Intervention de Gérald Darmanin

Réunion du jeudi 10 octobre 2019 à 16h00
Commission des affaires sociales

Gérald Darmanin, ministre de l'action et des comptes publics :

En introduction et pour répondre à M. Jean-Pierre Door, je remarque que si la réforme institutionnelle est un jour discutée et adoptée par le Parlement, nous pourrions éventuellement revoir la façon dont les textes financiers, projet de loi de finances (PLF) et PLFSS, sont examinés. En effet, ils sont très insérés dans un cadre constitutionnel.
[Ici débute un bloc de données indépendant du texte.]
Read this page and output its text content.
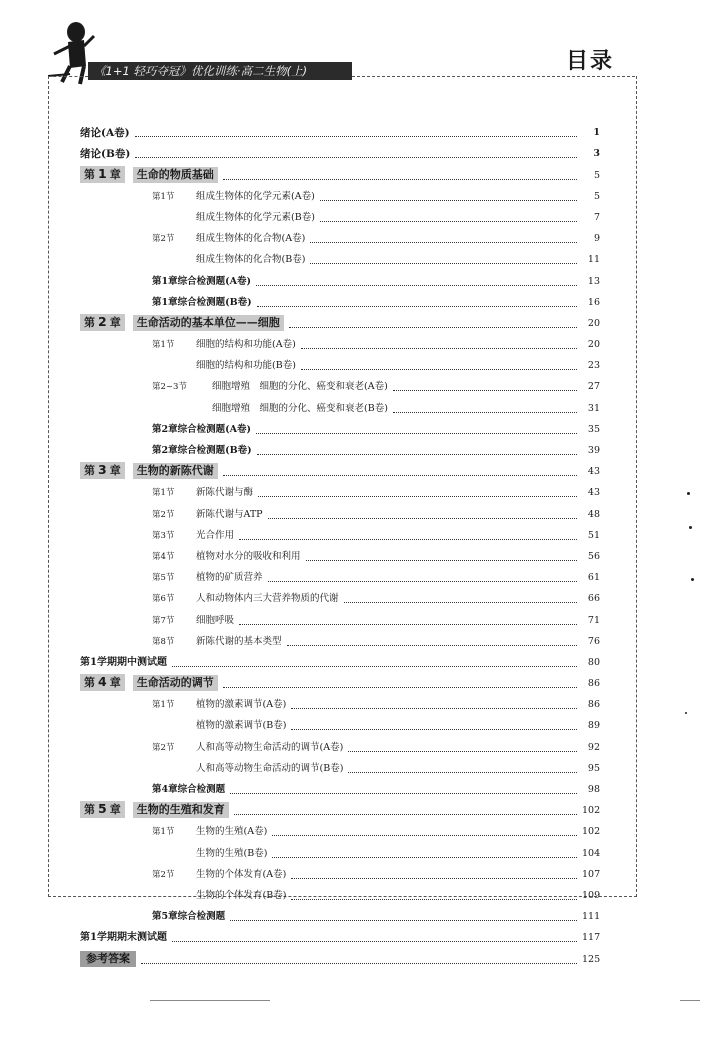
《1+1 轻巧夺冠》优化训练·高二生物(上)	目录
绪论(A卷)	1
绪论(B卷)	3
第 1 章	生命的物质基础	5
第1节	组成生物体的化学元素(A卷)	5
组成生物体的化学元素(B卷)	7
第2节	组成生物体的化合物(A卷)	9
组成生物体的化合物(B卷)	11
第1章综合检测题(A卷)	13
第1章综合检测题(B卷)	16
第 2 章	生命活动的基本单位——细胞	20
第1节	细胞的结构和功能(A卷)	20
细胞的结构和功能(B卷)	23
第2~3节	细胞增殖　细胞的分化、癌变和衰老(A卷)	27
细胞增殖　细胞的分化、癌变和衰老(B卷)	31
第2章综合检测题(A卷)	35
第2章综合检测题(B卷)	39
第 3 章	生物的新陈代谢	43
第1节	新陈代谢与酶	43
第2节	新陈代谢与ATP	48
第3节	光合作用	51
第4节	植物对水分的吸收和利用	56
第5节	植物的矿质营养	61
第6节	人和动物体内三大营养物质的代谢	66
第7节	细胞呼吸	71
第8节	新陈代谢的基本类型	76
第1学期期中测试题	80
第 4 章	生命活动的调节	86
第1节	植物的激素调节(A卷)	86
植物的激素调节(B卷)	89
第2节	人和高等动物生命活动的调节(A卷)	92
人和高等动物生命活动的调节(B卷)	95
第4章综合检测题	98
第 5 章	生物的生殖和发育	102
第1节	生物的生殖(A卷)	102
生物的生殖(B卷)	104
第2节	生物的个体发育(A卷)	107
生物的个体发育(B卷)	109
第5章综合检测题	111
第1学期期末测试题	117
参考答案	125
Les ministres sont les premiers à souhaiter que l'on puisse améliorer un certain nombre de pratiques en la matière.

Vous parlez des délais relatifs au dépôt des amendements : lorsque nous venons devant la commission juste après la présentation du texte en Conseil des ministres, on nous reproche de manquer de temps pour en prendre connaissance, et lorsque nous sommes auditionnés un peu plus tard, comme c'est le cas au Sénat, on nous reproche de ne pas venir juste après la présentation du texte. Ce type d'observations émane de l'opposition, quelles que soient les majorités.

La question du calendrier des textes financiers et de leur imbrication pourra se poser dans le cadre de la réforme institutionnelle et permettra de répondre à une interrogation soulevée par tous les commissaires des affaires sociales depuis que le PLFSS a été inventé. Votre expérience en témoigne, monsieur le député.

Nous avons beaucoup travaillé à ce projet de financement de la sécurité sociale. C'est un texte financier auquel le ministère des comptes publics est évidemment très attentif. En effet, plus de la moitié des dépenses publiques sont des dépenses sociales. En outre, les cotisations sociales représentent une part très importante des prélèvements obligatoires, devant même la TVA.

J'aborderai les questions d'équilibre des branches et de recettes. Comme nous le faisons traditionnellement, Mme la secrétaire d'État évoquera plus particulièrement les dépenses et les questions de santé.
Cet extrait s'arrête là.